— Если бы вам представилась возможность читать русские эмигрантские газеты, там о князе — взахлёб. По просьбе Скорцени, некоторые статьи были специально переведены на германский. Они впечатляют.
— Не следует акцентировать внимание на делах прошлых лет, — сдержанно предостерёг гауптштурмфюрера Курбатов.
— Смею возразить, господин оберст. Время вашего знакомства тоже должно быть использовано рационально, — молвил Родль. — Представляете себе чувства истосковавшихся по родине русских аристократов, — вновь обратился он к фон Шмидту, — когда они вдруг узнают, что из глубины Сибири, с дикого Востока, к ним явился этот молодой белогвардейский, как говорят русские, офицер, князь! Словно бы пришёл из красивой легенды, из вечности. Но хватит эмоций. Садитесь, господа, разговор наш будет недолгим. Господин оберштурмбаннфюрер, — продолжил он, когда собеседники уселись в приземистые кресла, — вам придётся провести в этих апартаментах ещё, как минимум, трое суток.

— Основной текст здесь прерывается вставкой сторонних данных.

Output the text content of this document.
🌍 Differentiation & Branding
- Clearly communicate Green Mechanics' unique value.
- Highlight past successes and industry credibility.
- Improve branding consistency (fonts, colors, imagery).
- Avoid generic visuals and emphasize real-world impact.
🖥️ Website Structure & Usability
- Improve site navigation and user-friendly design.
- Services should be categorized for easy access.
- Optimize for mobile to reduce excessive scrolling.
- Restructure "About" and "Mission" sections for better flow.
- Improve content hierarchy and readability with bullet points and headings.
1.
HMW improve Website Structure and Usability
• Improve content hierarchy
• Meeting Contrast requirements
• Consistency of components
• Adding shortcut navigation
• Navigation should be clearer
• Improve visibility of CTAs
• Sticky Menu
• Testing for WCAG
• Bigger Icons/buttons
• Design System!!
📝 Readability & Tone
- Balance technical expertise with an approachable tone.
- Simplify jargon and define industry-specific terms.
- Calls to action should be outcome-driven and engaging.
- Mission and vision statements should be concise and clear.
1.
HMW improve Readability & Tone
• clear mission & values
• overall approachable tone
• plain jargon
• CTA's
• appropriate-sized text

Шмидт устало взглянул на Родля и красноречиво пожал плечами. После того как ему продемонстрировали арест двух типов, устроивших за ним слежку, оберштурмбаннфюрер воспринял сообщение о домашнем аресте с иронией человека, и не такое видевшего на своём веку. Единственное, на что он имел полное и неотъемлемое право, так это проклинать тот день, когда Роммель втравил его во всю эту историю со своими африканскими сокровищами.
— Ясно: в течение трёх суток я нахожусь здесь. Что дальше?
— Затем вновь появится полковник Курбатов, который в эти дни не станет стеснять вас своим присутствием. — Слушая эти слова, князь полузакрыл глаза: то ли от усталости, то ли от безразличия. — Он доставит вам документы и деньги. Маршрут и транспорт, которым вам надлежит отправиться в Италию, мы к тому времени определим.
— Опять в Италию?! — приподнялся Шмидт. — Уж не на переговоры ли с американцами?
— В Северную Италию, естественно, под крыло великого дуче.
— Но что нам делать в вотчине дуче? Во всяком случае, мне?
— Не пойму, с чего вдруг вы столь агрессивно настроены против Италии? Страна философов, поэтов и этих… как их там, скульпторов: Микеланджело, Родена, если только они, в самом деле, были итальянцами, поскольку, признаться, в истории искусства я не силен.
— Что вы валяете дурака, гауптштурмфюрер?! — побагровел фон Шмидт, вспомнив, что значительно старше Родля по чину. — Какая, к чертям собачьим, «страна философов и поэтов»?!
— Если вы решительно настроены скрываться от преследователей-кладоискателей на Восточном фронте, противостоять вашему желанию я, конечно, не смогу.
— Почему вдруг скрываться? — возмутился Шмидт, мысленно согласившись при этом, что Северная Италия всё же лучше, чем Южная Польша или Венгрия.
— Да потому, что, спрятав вас на время в одну из разведывательно-диверсионных школ в Италии под чужим именем, мы таким образом получим хоть какой-то шанс спасти вам жизнь. Пока о вас не забудут, пока не прояснится ситуация в Италии и на других фронтах. Официально вы — представитель отдела диверсий имперской безопасности.
— По-моему, подполковнику СС стоит сказать правду, — неожиданно вмешался Курбатов. — И состоит эта правда войны в том, что мы ещё будем использовать вас как приманку, выясняя, какие силы будут пытаться подобраться через вас к сокровищам Роммеля. Выяснять и истреблять.
Родль взглянул на русского диверсанта с почти гневным осуждением: эта информация была явно не рассчитана на самого Шмидта. И был слегка удивлён, когда сам барон отреагировал на его искренность с абсолютным спокойствием:
— Благодарю, полковник, это уже по-солдатски. Что же касается вас, Родль… Поскольку я поступил в распоряжение Отто Скорцени, то готов выполнить любой его приказ.
— Что тоже оч-чень по-солдатски. Тем более что многие офицеры СС сочли бы за честь выполнять приказы первого диверсанта рейха, — совершенно серьезно, без какой-либо назидательности, молвил Родль. На сей раз он был уверен, что говорит святую правду: к Скорцени действительно стремились, к нему тянулись. Вокруг него сотворялась некая романтическая аура, становившаяся всё более притягательной для всякого ослабевшего духом. — Да, господа, иные и в самом деле сочли бы за честь. «Отчаянная борьба сохраняет свою вечную ценность в качестве примера» — когда фюрер изрекал эту мысль, он прежде всего имел в виду Отто Скорцени и таких воинов, как он.
— У меня тоже создается впечатление, что, когда фюрер говорит о мужестве наших воинов, в качестве образца он всегда имеет в виду Скорцени, — великосветски поддержал его мысль фон Шмидт.